If there is no winner in that first ballot, the committee, after discussion, re-ballots until there is. I’m skipping through this part of the manual, but a key point to the honor book discussion is that the committee may withdraw books from the table during re-balloting, and, once withdrawn, they cannot be reintroduced during the honor book discussion. Then,
Selection of Honor Books
Immediately following determination of the winner of the Newbery Medal, and following appropriate discussion, the committee will entertain the following:
• Whether honor books will be named.
• Whether the committee wishes to choose as honor books the next highest books on the original winning ballot or to ballot again.
• If the committee votes to use the award-winning ballot, they must then determine how many honor books to name.
• If the committee chooses to ballot for honor books, only books that received points on the award winning ballot may be included. [emphasis mine] The same voting procedure is followed as for the award winner.
• If the committee has chosen to ballot for honor books, following that ballot, the committee will vote how many books of those receiving the highest number of points are to be named honor books.
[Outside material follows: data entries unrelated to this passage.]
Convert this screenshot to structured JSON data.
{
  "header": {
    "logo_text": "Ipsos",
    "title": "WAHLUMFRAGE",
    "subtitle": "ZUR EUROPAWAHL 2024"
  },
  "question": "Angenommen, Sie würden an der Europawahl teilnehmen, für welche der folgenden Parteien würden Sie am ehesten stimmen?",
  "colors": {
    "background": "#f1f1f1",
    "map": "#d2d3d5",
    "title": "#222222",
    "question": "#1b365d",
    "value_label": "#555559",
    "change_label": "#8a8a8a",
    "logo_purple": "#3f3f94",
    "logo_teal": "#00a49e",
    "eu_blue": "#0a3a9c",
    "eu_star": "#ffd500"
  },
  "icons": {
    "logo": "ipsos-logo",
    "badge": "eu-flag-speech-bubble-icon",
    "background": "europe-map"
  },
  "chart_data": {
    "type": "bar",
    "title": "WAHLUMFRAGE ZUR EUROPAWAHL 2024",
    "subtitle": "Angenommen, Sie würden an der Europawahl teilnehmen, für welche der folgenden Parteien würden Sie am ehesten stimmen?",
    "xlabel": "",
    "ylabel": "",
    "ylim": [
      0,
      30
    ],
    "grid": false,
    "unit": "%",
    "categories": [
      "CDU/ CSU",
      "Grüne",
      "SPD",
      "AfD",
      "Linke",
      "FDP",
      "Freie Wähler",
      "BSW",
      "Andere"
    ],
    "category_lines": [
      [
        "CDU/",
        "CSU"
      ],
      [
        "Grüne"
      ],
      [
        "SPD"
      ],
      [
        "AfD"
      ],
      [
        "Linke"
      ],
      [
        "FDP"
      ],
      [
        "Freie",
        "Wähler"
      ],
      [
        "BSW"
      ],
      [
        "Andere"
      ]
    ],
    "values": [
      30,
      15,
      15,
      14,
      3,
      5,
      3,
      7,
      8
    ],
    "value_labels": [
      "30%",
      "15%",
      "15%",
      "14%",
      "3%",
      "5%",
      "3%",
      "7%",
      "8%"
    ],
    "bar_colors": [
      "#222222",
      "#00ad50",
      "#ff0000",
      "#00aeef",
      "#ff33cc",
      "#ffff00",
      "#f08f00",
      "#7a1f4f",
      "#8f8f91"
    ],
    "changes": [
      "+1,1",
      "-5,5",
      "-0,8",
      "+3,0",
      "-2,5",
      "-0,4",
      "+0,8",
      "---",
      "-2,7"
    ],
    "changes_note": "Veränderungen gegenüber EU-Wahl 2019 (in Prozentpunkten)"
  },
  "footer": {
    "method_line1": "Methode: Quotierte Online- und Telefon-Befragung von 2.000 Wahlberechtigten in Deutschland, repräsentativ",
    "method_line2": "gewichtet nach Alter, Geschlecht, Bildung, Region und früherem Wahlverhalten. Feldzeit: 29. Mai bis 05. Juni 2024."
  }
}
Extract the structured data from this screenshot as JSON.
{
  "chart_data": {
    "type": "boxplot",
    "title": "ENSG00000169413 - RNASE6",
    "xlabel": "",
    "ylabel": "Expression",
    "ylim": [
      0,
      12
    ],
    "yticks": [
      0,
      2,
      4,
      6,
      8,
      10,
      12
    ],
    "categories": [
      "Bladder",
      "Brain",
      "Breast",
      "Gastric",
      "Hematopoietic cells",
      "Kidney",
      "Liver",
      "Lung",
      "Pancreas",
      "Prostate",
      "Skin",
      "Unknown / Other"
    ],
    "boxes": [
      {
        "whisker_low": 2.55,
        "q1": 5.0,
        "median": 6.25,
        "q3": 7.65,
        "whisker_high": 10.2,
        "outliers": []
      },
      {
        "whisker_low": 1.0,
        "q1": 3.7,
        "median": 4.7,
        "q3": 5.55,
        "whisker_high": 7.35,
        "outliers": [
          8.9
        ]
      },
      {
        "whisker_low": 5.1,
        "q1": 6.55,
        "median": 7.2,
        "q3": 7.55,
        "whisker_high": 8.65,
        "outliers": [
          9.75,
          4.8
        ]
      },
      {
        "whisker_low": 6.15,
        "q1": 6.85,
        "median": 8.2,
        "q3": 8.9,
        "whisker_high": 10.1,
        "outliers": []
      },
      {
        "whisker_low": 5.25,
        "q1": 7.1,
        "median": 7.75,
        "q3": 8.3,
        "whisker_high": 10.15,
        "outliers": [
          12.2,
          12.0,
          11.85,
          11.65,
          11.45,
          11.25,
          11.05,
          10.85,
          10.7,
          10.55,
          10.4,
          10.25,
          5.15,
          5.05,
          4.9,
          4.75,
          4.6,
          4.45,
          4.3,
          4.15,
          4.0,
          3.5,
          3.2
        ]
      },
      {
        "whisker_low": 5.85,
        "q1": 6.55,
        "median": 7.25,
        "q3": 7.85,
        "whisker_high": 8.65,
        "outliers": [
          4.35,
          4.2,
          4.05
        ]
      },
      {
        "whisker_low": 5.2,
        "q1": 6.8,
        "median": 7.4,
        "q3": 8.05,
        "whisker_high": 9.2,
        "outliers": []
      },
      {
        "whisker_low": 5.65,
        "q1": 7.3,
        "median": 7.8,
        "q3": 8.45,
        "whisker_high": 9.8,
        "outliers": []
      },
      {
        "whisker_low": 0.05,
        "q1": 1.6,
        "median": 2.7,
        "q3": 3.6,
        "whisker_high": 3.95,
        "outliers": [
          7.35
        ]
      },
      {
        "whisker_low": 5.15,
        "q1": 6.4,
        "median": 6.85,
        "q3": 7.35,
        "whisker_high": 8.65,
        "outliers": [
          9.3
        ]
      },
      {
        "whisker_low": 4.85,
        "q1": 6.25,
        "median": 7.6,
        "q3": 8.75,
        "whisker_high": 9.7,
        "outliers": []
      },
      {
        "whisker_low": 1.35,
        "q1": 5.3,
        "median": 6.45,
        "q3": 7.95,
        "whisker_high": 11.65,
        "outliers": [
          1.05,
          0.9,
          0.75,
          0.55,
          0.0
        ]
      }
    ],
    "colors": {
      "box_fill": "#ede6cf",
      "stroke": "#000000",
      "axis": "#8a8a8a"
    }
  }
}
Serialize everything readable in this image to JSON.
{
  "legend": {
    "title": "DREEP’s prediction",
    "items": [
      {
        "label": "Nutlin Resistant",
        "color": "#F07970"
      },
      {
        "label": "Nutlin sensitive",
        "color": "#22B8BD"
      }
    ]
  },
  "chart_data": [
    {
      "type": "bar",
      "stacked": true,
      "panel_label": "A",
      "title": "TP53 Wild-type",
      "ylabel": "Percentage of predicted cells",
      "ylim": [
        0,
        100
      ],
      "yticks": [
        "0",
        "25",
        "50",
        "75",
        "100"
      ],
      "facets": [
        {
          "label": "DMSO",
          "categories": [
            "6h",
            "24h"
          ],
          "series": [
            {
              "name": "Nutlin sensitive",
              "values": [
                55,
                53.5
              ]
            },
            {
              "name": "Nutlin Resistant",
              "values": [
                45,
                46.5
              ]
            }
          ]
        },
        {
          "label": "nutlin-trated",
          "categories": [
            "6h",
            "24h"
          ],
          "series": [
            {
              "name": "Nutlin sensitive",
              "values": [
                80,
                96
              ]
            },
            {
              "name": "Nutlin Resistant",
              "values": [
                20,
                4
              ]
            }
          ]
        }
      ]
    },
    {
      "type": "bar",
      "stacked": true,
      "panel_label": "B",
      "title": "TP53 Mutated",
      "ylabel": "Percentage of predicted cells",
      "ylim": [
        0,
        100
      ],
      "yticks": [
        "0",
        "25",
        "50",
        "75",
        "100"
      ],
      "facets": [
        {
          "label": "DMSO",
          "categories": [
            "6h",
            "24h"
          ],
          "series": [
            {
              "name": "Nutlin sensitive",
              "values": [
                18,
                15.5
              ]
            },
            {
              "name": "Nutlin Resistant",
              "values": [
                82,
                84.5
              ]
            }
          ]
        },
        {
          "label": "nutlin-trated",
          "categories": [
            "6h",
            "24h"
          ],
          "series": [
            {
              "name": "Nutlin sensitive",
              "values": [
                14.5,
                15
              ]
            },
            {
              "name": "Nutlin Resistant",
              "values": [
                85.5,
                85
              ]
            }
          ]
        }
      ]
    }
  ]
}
So, however it is cut, the honor books are always “the next highest” on a ranked, weighted ballot of titles that were pitched for the winner. What is interesting is that they may be simply the next ones down from that “winning” ballot (indicated that they are, actually, “runners up” in the sense that the voters were staking them toward the gold), or from an “honors” ballot, in which case committee member might now circle slightly different wagons in the play for the silver. And: we won’t ever know. But–and here I finally come all the way round to my bristle about honors–if there is a book that you feel is an “honor” book; yet you (as a real or imaginary committee member) aren’t willing to put it on your ballot for the winner–there is a very good chance that it won’t have a chance at an honor, if no one else votes for it either. Taking the award terms at their most literal–“Honor books may be named. These shall be books that are also truly distinguished.”–I’ve always considered contenders for the Newbery as either distinguished, or not distinguished. ”Does it belong on the winning ballot?” is the way I look at it. And then, it’s the group consensus that makes the gold/silver determination–not me. It’s true that this means I have to come round to accept that books I didn’t feel were distinguished are, actually; but in some ways, honestly, it’s easier for me this way. I don’t have to change my own critical view about a book. It just means I have to admit that I’m not the only one in charge. And, maybe, wrong.